Scientific classification
- Kingdom: Plantae
- Clade: Embryophytes
- Clade: Tracheophytes
- Clade: Spermatophytes
- Clade: Angiosperms
- Clade: Eudicots
- Clade: Asterids
- Order: Boraginales
- Family: Boraginaceae
- Genus: Plagiobothrys
- Species: P. arizonicus
- Binomial name: Plagiobothrys arizonicus (A.Gray) Greene ex A.Gray

= Plagiobothrys arizonicus =

- Genus: Plagiobothrys
- Species: arizonicus
- Authority: (A.Gray) Greene ex A.Gray
- Conservation status: G5

Species of flowering plant

Plagiobothrys arizonicus is a species of flowering plant in the borage family known by the common name Arizona popcornflower. Other common names include bloodweed and lipstick plant.

==Distribution==
The plant is native to the southwestern United States, California, and Sonora (Mexico). It is a common wildflower in many types of mountain, Mojave Desert and Sonoran Desert, and California chaparral and woodland habitats.

==Description==
Plagiobothrys arizonicus is an annual herb with a spreading or erect stem 10 to 40 centimeters in length.

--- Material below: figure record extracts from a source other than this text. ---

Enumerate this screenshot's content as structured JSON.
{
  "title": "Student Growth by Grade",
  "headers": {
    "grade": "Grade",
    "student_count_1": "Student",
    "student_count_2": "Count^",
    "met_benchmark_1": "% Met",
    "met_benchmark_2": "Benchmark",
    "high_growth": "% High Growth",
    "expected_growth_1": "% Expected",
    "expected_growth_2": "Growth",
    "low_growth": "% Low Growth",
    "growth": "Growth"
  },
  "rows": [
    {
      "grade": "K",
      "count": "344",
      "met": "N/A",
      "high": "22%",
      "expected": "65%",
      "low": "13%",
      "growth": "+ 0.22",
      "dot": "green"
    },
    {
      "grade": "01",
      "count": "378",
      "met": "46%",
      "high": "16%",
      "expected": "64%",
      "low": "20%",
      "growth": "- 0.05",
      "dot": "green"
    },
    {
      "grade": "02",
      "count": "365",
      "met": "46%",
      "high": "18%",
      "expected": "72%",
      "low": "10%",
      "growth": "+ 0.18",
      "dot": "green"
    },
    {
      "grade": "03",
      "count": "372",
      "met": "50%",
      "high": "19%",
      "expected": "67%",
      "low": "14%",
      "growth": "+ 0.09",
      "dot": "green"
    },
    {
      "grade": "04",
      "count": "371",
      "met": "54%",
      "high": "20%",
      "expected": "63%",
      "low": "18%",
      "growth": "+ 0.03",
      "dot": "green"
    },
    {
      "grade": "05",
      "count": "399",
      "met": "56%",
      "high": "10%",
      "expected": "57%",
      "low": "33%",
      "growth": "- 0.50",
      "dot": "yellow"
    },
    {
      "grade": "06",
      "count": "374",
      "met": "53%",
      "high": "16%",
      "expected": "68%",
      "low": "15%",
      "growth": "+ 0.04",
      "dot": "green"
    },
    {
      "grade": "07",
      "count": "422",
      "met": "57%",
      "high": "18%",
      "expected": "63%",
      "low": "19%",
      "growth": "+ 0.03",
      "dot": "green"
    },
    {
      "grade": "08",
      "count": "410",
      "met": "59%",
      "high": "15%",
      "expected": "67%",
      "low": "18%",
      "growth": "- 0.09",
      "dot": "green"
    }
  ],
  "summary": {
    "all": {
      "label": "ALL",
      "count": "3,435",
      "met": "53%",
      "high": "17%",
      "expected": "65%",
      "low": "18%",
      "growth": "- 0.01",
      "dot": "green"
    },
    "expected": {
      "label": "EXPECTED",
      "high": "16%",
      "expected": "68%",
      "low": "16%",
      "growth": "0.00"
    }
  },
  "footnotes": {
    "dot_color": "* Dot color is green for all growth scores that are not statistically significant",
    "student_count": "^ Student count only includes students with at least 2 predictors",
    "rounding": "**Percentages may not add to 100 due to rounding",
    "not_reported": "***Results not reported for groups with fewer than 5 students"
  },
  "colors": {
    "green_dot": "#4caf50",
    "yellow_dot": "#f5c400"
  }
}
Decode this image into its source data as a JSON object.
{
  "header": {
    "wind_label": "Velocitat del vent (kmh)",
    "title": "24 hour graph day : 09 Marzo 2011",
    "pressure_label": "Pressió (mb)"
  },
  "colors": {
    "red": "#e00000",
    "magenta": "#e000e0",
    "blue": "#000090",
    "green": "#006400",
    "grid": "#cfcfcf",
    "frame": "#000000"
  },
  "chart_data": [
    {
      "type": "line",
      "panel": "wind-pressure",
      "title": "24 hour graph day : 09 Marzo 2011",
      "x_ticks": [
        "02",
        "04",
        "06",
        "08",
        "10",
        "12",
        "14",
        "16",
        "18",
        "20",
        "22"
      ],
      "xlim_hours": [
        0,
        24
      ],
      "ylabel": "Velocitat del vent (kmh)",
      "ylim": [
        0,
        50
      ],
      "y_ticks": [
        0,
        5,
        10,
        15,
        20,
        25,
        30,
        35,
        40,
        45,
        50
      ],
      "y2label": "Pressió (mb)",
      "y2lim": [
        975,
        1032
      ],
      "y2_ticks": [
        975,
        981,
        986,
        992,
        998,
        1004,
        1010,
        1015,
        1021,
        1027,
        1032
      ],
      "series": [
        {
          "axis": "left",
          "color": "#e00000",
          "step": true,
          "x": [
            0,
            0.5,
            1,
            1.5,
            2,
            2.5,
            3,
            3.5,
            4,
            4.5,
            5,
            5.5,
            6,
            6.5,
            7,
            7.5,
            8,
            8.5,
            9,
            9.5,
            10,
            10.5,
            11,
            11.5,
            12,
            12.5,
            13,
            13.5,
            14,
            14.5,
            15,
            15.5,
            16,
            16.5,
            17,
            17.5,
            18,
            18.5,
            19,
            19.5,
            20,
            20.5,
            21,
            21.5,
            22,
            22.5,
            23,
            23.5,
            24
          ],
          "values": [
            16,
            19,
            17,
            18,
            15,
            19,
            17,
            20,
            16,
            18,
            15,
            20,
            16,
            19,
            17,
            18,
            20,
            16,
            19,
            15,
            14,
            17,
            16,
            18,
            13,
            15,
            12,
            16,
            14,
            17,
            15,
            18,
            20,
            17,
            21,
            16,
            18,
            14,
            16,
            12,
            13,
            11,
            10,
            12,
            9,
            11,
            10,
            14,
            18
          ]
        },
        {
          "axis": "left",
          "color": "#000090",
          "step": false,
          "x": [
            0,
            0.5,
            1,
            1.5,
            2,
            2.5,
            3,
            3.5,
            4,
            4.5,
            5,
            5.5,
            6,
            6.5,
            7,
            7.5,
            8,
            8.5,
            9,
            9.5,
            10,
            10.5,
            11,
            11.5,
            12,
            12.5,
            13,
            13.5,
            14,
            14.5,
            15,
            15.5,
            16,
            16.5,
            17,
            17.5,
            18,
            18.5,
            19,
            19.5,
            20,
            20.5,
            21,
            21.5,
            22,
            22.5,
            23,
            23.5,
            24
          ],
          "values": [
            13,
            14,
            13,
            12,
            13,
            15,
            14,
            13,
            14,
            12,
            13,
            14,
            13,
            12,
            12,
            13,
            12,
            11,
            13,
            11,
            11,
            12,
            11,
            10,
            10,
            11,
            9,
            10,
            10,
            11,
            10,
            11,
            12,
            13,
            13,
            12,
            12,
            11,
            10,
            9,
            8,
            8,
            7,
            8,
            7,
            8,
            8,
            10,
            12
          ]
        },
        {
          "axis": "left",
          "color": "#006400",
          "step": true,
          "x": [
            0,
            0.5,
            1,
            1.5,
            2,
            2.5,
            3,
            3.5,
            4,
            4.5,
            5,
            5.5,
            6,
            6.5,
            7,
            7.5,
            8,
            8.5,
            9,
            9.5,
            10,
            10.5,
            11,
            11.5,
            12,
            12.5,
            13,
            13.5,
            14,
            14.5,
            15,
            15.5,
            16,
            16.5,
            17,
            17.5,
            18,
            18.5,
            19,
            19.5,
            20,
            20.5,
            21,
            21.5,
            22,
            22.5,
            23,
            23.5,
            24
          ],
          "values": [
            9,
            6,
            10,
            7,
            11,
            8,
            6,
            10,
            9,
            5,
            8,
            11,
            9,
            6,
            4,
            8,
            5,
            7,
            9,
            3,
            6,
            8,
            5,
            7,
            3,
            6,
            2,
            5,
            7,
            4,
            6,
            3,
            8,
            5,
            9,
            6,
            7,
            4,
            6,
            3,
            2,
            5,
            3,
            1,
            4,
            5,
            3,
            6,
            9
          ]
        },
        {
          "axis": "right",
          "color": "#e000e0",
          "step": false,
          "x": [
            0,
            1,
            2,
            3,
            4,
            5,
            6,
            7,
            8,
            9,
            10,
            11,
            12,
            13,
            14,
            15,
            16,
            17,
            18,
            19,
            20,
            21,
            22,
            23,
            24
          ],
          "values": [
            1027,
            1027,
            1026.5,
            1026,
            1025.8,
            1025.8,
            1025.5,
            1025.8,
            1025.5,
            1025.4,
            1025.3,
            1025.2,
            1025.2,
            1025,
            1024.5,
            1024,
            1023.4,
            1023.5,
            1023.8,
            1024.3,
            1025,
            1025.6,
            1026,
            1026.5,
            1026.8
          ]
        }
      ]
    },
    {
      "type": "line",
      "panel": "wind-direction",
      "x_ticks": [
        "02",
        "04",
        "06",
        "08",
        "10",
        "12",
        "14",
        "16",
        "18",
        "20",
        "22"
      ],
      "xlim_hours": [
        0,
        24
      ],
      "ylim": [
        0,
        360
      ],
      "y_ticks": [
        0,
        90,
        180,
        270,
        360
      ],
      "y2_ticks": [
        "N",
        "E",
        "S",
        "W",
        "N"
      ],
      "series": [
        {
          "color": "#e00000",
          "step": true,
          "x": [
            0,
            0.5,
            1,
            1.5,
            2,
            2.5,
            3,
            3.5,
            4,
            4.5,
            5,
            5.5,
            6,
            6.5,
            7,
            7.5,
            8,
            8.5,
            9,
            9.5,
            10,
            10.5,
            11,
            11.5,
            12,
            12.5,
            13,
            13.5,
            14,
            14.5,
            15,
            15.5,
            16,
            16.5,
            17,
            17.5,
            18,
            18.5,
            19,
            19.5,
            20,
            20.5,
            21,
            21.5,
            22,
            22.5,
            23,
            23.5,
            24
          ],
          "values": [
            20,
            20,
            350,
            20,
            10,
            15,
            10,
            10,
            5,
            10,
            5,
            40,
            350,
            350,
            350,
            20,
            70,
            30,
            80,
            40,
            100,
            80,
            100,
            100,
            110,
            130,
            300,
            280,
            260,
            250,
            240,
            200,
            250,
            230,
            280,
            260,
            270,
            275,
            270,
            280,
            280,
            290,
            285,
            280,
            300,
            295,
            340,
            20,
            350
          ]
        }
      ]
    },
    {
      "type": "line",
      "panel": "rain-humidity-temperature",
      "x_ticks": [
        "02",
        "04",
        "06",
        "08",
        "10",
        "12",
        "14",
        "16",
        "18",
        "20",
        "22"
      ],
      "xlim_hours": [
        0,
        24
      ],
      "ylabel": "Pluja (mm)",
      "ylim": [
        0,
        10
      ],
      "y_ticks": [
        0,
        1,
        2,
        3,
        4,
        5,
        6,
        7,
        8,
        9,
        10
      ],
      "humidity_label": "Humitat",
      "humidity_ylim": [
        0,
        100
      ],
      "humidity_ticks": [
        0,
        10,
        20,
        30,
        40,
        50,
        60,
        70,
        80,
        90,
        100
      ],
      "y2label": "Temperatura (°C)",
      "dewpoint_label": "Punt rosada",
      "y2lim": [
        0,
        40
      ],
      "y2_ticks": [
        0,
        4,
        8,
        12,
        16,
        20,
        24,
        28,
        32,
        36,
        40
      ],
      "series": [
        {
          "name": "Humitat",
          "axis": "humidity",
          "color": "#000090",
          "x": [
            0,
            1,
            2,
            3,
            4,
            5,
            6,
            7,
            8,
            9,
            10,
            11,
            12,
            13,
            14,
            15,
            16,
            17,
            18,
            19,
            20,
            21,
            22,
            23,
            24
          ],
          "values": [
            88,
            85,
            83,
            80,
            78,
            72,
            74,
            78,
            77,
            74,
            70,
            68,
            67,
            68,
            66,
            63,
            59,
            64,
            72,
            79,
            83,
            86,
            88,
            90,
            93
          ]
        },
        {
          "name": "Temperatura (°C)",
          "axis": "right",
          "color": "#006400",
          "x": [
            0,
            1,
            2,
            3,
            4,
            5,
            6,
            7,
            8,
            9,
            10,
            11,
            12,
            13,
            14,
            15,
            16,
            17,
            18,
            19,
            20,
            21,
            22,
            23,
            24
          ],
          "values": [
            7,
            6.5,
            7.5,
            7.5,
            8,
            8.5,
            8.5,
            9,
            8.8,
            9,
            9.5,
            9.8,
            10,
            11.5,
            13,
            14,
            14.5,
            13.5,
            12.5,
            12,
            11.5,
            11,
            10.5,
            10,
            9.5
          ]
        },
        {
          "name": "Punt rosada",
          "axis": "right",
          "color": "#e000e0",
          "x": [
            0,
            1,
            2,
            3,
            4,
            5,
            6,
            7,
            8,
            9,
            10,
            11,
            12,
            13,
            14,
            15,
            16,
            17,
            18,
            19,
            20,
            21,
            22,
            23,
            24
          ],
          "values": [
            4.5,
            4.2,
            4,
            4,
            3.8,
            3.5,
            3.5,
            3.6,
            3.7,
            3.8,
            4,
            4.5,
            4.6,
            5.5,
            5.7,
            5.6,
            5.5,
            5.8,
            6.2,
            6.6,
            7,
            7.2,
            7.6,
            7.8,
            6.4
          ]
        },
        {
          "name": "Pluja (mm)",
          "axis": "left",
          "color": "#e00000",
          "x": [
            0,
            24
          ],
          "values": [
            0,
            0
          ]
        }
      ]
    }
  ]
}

The leaves are located in a basal rosette about the stem, with smaller ones along the length of the stem. The plant is coated in long, rough, sharp hairs. The herbage leaks a staining purple juice when crushed.

The inflorescence is a series of regular bracts and tiny flowers, each five-lobed white corolla less than 3 millimeters wide. The paired nutlets are arch-shaped and not prickly.